The Global Fund is a unique global public-private partnership created three years ago on the initiative of UN Secretary-General Kofi Annan to attract and disburse additional resources in the battle against the three diseases.

“It would be fantastic if China could show the world how to contain the epidemic,” said Dr. Feachem, who is in Beijing to discuss Global Fund-financed programmes for the country. “However, should we fail, the consequences would not only be catastrophic for China – they would be felt all over the world.”

He added that China could avert a major AIDS epidemic through sustained commitment, continued scale up of resources at the pace it has done over the year and further expansion of its open-minded prevention activities and care to vulnerable groups. He also said China’s scale-up against TB – a disease which currently kills many more people than AIDS – may eventually lead to a reduction in new cases.

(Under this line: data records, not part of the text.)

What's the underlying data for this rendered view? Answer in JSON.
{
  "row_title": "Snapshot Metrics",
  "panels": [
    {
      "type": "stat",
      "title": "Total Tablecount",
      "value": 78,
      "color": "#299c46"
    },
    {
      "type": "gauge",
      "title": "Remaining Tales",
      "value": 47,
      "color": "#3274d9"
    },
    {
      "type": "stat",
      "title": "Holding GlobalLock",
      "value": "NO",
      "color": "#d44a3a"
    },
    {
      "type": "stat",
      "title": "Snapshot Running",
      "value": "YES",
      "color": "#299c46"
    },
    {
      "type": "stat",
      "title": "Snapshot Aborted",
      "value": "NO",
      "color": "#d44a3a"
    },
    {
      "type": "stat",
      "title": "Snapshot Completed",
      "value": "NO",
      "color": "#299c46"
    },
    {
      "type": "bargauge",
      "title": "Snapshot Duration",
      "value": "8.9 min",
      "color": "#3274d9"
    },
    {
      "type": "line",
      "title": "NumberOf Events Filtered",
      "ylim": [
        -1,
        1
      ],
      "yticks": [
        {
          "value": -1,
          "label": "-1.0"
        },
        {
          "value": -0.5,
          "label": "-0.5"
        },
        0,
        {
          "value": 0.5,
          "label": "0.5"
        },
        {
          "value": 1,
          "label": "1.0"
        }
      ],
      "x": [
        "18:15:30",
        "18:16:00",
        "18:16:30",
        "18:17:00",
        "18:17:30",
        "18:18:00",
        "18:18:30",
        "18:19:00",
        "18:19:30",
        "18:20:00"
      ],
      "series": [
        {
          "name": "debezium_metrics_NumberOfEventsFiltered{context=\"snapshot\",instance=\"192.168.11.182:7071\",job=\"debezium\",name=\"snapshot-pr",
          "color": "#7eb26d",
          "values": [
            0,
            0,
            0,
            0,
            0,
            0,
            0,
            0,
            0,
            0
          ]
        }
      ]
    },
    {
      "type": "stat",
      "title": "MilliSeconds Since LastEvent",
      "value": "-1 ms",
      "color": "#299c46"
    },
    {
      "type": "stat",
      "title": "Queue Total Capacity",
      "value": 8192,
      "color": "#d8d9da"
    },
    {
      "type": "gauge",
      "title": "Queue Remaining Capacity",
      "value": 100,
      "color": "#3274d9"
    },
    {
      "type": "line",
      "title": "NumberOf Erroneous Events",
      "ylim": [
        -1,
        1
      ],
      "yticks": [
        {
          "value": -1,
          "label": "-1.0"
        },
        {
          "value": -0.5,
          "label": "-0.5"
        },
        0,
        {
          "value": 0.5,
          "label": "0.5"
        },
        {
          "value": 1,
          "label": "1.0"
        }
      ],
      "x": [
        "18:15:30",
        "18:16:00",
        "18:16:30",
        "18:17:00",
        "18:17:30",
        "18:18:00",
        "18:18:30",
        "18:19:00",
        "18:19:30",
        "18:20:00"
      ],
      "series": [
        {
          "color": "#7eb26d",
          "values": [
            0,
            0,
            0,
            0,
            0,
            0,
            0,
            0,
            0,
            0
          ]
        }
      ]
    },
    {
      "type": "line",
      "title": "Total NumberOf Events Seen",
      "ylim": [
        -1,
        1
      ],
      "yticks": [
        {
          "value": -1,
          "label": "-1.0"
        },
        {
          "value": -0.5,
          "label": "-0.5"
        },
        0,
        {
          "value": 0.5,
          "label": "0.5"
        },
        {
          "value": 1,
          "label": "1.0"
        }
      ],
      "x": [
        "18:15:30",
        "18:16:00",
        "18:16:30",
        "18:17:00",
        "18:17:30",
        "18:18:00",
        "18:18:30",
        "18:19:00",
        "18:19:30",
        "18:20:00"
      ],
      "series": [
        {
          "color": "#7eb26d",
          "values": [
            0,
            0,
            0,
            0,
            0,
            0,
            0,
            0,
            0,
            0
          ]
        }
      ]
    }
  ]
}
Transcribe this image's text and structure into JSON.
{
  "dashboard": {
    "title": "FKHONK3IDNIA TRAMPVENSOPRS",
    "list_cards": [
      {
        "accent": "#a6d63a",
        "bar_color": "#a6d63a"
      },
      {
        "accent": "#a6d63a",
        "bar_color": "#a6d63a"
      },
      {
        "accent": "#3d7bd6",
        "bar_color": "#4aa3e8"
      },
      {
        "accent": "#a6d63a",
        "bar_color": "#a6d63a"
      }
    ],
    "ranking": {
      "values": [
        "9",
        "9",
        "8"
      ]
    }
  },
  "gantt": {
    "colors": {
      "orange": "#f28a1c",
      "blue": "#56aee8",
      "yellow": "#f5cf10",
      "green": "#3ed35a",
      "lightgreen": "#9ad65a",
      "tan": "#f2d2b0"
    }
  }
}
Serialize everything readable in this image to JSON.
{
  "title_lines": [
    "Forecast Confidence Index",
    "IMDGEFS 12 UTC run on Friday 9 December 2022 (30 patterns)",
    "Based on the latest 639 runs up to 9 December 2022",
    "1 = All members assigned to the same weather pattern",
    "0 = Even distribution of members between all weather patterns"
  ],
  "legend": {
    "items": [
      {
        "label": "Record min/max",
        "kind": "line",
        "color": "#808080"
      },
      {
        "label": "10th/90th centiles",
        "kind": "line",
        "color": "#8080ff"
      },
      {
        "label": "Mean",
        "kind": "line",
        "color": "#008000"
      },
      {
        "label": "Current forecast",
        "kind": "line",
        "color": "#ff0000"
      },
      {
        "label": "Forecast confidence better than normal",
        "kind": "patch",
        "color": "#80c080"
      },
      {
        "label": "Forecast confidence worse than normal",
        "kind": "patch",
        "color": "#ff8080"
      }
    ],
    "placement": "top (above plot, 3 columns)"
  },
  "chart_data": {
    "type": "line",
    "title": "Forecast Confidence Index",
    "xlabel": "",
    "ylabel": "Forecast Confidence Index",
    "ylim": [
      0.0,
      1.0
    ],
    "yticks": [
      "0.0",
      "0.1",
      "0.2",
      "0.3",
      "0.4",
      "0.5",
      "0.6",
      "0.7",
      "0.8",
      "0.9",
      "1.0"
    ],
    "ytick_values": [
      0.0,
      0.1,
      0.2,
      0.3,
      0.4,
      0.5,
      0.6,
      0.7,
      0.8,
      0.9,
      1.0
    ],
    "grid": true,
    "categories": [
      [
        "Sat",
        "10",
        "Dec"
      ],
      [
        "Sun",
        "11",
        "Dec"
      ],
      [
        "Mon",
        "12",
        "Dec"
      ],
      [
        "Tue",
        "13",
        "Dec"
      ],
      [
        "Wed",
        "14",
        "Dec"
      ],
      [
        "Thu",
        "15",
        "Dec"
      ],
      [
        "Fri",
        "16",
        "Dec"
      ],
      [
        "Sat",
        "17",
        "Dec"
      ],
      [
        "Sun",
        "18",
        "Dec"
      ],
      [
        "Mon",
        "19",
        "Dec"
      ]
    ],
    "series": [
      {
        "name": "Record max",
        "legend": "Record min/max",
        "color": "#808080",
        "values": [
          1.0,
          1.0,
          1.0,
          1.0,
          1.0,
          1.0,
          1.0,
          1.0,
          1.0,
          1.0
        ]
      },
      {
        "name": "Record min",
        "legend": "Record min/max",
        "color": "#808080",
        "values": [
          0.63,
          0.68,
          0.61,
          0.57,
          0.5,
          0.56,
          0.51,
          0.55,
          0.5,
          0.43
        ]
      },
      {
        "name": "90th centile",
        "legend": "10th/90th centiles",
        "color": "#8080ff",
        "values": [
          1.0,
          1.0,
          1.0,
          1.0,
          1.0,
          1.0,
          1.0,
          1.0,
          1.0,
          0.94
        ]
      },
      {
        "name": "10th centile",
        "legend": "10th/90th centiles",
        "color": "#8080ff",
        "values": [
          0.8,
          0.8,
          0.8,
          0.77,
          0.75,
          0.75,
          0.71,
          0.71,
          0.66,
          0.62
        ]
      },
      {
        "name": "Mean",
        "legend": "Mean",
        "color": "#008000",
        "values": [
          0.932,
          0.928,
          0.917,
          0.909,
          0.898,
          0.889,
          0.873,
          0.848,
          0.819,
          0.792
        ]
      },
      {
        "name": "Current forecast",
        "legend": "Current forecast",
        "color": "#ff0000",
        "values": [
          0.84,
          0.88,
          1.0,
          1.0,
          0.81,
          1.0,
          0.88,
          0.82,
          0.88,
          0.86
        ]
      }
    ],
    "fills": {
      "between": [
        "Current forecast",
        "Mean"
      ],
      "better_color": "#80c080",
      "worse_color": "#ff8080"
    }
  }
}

Unlike many other countries, China recognizes that even low overall HIV infection rates pose a serious threat in the long run, he added. It has moved quickly to put in place anti-discrimination laws, to build a treatment programme for those already infected and to initiate prevention activities targeting injecting drug users and sex workers.

“The Global Fund is pleased that we provide substantial resources for China’s effort to fight HIV/AIDS, and we appreciate the considerable matching budget allocations from the Chinese Government,” he said.

The Fund has committed $113 million to China; $56 million for HIV/AIDS as well as $53.5 million to fight tuberculosis and $3.5 million to fight malaria. If these grants yield agreed results in their first two years, another $160 million will be made available.

In its recently published epidemiological report, the Joint UN Programme on HIV/AIDS (UNAIDS) says the disease has spread to all of China’s 31 provinces, autonomous regions and municipalities. In some, such as Henan and surrounding provinces in central China, HIV was already spreading a decade ago among rural people who sold blood plasma to supplement their incomes. Elsewhere, the virus has established a more recent but solid presence among injecting drug users and, to a lesser extent, sex workers and their clients. Sexual transmission of HIV from injecting drug users to their sexual partners looks certain to feature more prominently in China’s fast-evolving epidemic.

Once HIV becomes established in commercial sex circuits, onward spread of the virus could be quite rapid if current behavioural trends persist. Already, the HIV rate among people treated for sexually transmitted diseases is a grave cause for concern. To hold back this potential proliferation, China needs to move swiftly and with great resolve, UNAIDS warns.